Mr. Benn talked about the patronage peers and how corrupting that is. Amazingly, over the next few days some of my colleagues in the House will decide that they do not want to stand for election to the new Parliament. They will be rewarded with peerages. That is deeply corrupting, not just for the people going into the House of Lords after the next election, but for those in the House of Commons, and I do not disparage my colleagues, who perhaps aspire to a peerage. It is corrupting and it should not be allowed.

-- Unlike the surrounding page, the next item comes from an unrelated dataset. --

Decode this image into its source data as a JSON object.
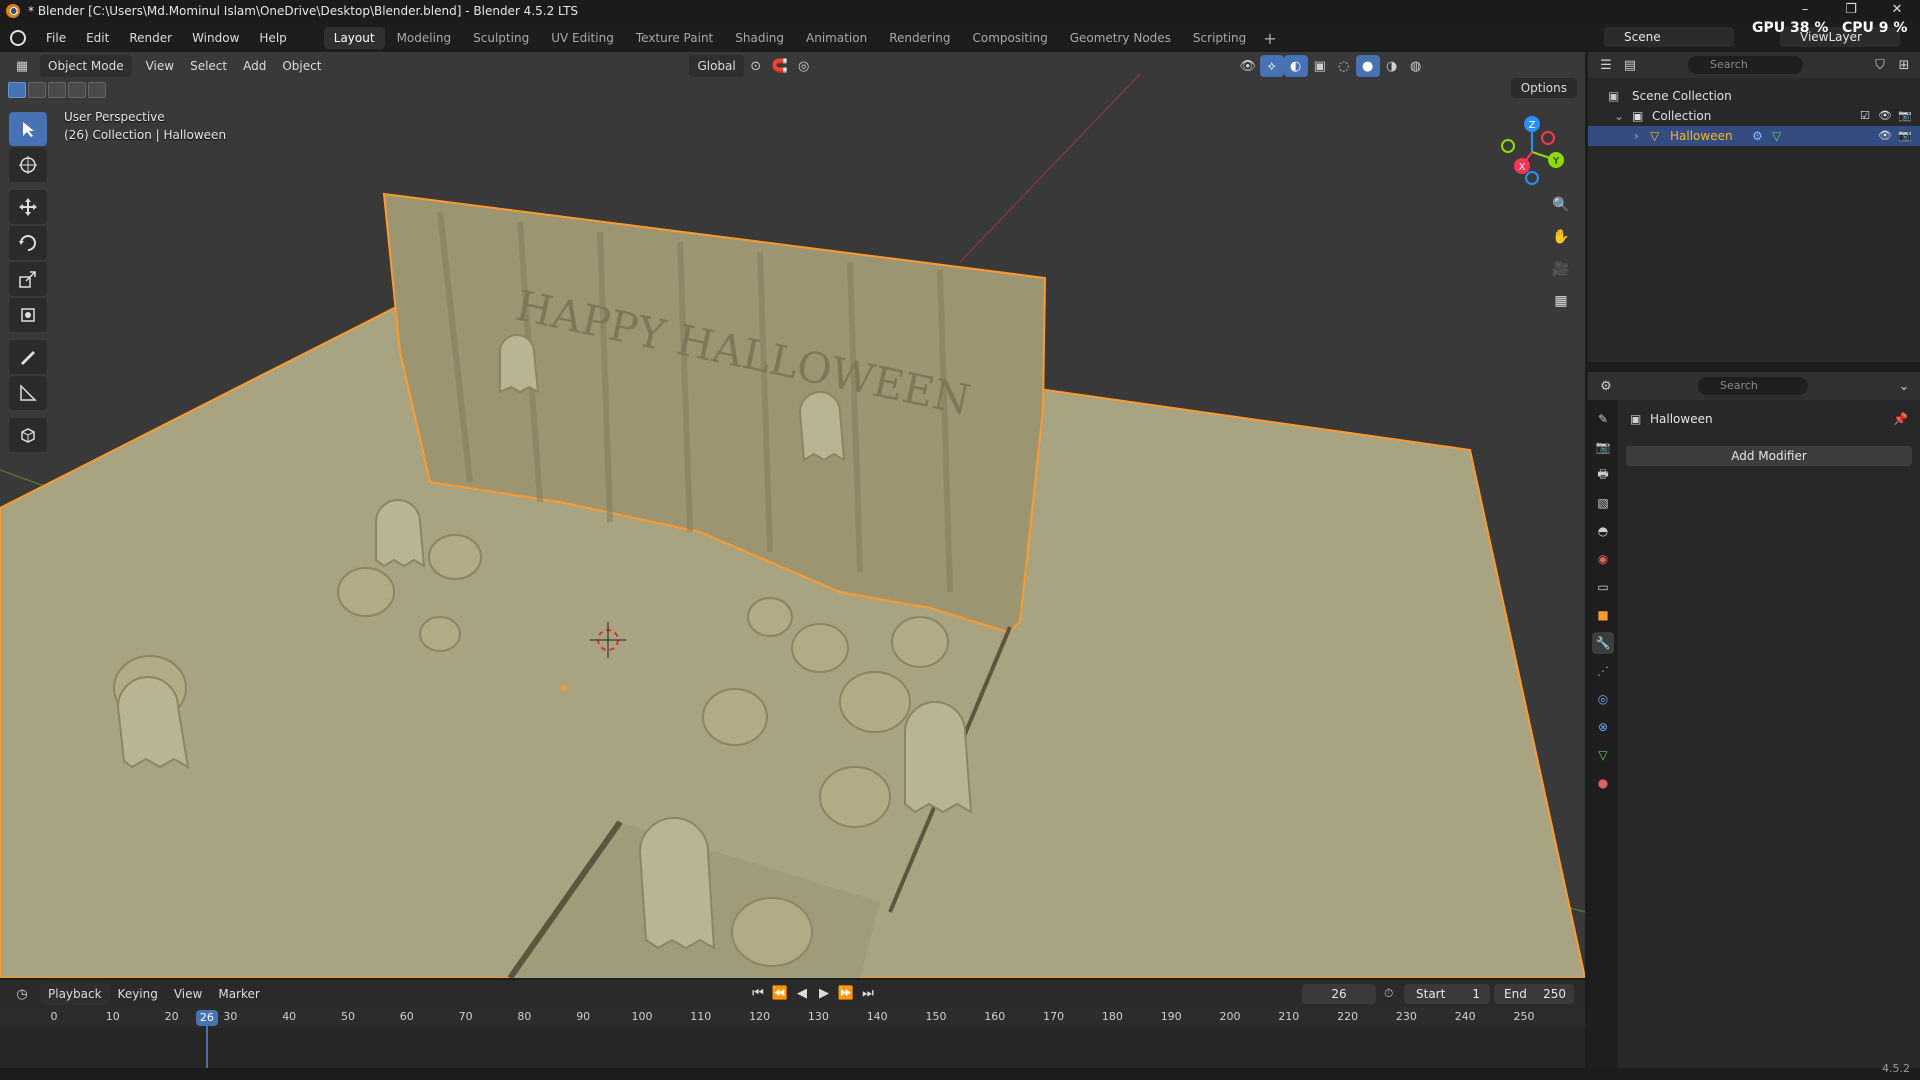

Under the new system, we have the prospect of life peers serving well into the 21st century. I tabled an early-day motion in February 2000. The statisticians in the Library did some number crunching and told me that 49 per cent. of the present House of Lords will die by 2011. The average ages are 70 for male life peers and 64 for female life peers. About half of them will be dead by 2001; 90 per cent. will be dead by 2029, but 10 per cent. of those currently serving as life peers will still be serving in 30 years' time. We need a small, directly-elected second Chamber of no more than 100 to do a job of work. We do not need a bloated, elephantine monstrosity of 1,300, which is what we had before we got rid of most of the hereditary peers.
Will that happen? We had the ridiculous situation a week ago of people being discounted from consideration by Lord Stevenson because they would not feel comfortable in the second Chamber. He said that hairdressers could not cut it. That is a man who is a self-confessed intellectual snob. He should never have been given the job of chair of the Appointments Commission. In recent months, I have tabled many questions about that commission and I just about fell off my chair in January when I got an envelope with a little House of Lords stamp on the back. Inside was a letter from Dennis Stevenson, the noble Lord Stevenson. He wrote saying that over the Christmas period he had been looking at the questions that had been tabled about the work of the Appointments Commission. He noted that I had been very energetic and had tabled many questions and suggested that we talk about it.
I went to see Dennis Stevenson. He is a mover and shaker. He is chair of both the Pearson group, which owns the Financial Times, and the Halifax. That takes up a lot of his time, which probably explains why in the two years since he was appointed to the House of Lords he has spoken only twice. On both occasions he confessed to a feeling of nervousness.